14. The method of claim 1, wherein comparing the computed list of m/z peaks to a library of known mass spectral fingerprints comprises comparing to the library that is adaptable to include categories of general particle types that include at least one of elemental carbon, aged organic carbon, aged elemental carbon, amines, polycyclic aromatic hydrocarbons, vanadium containing source, and ammonium containing source.

15. The method of claim 1, wherein comparing the computed list of m/z peaks to a library of known mass spectral fingerprints comprises comparing to the library that is adaptable to include changes in sources due to aging.

16. The method of claim 1, wherein comparing the computed list of m/z peaks to a library of known mass spectral fingerprints comprises comparing to the library that is adaptable to add or remove new source spectra when detected to interfere with proper classification of the particle.

17. A system for real-time classification of particles in a sample, the method comprising:

a database to store updatable library of known mass spectral fingerprints;

a data acquisition unit to acquire spectrum data associated with a particle in real-time; and

a data processing unit connected to the data acquisition unit and the database to analyze the acquired spectrum data to classify the particle in real-time, wherein, the analyzing comprises comparing the acquired spectrum data to the library of known mass spectral fingerprints stored in the database to obtain a match.

18. The system of claim 17, wherein the data processing unit is configured to compare the computed list of m/z peaks to an adaptable library of known mass spectral fingerprints that includes sources or particles from indoor or outdoor environment.

19. The system of claim 17, wherein the data processing unit is configured to compare the computed list of m/z peaks to an adaptable library that includes sources or particles that includes at least one of mold, dust, pollen, bacteria, sea salt, coal, biomass burning, cars, diesel trucks, biological particles, dust, sea spray, vegetative detritus, and brake dust.

20. The system of claim 17, wherein the data processing unit is configured to compare the computed list of m/z peaks to an adaptable library that includes sources or particles from at least one of ambient air or and emissions from specific sources.

21. The system of claim 17, wherein the data processing unit is configured to compare the computed list of m/z peaks to the library that is adaptable to describe each known source sampled as a collection of a few typical spectra with associated variability.

22. The system of claim 17, wherein the data processing unit is configured to compare the computed list of m/z peaks to the library that is adaptable to include categories of general particle types that include at least one of elemental carbon, aged organic carbon, aged elemental carbon, amines, polycyclic aromatic hydrocarbons, vanadium containing source, and ammonium containing source.

23. The system of claim 17, wherein the data processing unit is configured to compare the computed list of m/z peaks to the library that is adaptable to include changes in sources due to aging.

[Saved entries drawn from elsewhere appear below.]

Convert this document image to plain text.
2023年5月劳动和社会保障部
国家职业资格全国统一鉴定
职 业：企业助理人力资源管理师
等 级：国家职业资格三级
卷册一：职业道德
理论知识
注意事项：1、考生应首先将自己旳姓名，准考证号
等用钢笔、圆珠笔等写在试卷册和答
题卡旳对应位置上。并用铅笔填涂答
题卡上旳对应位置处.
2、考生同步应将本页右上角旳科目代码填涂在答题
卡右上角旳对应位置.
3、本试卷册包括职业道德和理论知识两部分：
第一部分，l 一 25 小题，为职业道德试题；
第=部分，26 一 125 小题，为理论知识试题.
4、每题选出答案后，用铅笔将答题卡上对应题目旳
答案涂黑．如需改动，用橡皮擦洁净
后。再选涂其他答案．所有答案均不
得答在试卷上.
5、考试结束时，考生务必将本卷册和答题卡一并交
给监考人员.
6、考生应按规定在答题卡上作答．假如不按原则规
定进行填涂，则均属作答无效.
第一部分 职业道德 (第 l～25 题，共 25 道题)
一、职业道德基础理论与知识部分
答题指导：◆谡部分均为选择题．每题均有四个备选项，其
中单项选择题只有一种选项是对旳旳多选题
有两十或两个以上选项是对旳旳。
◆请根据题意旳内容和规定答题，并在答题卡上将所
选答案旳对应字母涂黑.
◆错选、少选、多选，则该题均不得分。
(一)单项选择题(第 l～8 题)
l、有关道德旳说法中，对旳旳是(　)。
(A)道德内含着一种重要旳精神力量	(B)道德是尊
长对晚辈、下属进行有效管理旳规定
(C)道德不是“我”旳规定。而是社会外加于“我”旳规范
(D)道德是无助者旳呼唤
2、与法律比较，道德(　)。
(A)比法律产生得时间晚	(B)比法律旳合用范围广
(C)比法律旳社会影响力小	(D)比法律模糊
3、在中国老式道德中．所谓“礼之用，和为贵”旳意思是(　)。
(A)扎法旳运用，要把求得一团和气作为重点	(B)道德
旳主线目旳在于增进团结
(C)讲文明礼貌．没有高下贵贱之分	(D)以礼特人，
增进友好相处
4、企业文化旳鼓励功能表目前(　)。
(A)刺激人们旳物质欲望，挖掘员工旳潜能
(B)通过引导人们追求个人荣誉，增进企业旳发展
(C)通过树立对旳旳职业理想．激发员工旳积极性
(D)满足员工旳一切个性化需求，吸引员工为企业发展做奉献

24. The system of claim 17, wherein the data processing unit is configured to add or remove new source spectra into the library stored in the database when detected to interfere with proper classification of the particle.

25. A computer implemented method for analyzing mass spectral data associated with a particle comprising:

acquiring mass spectrum data associated with a particle in real-time; and

analyzing the acquired mass spectrum data to classify the particle in real-time, wherein, the analyzing comprises comparing the acquired spectrum data to a library of known mass spectral fingerprints to obtain a match.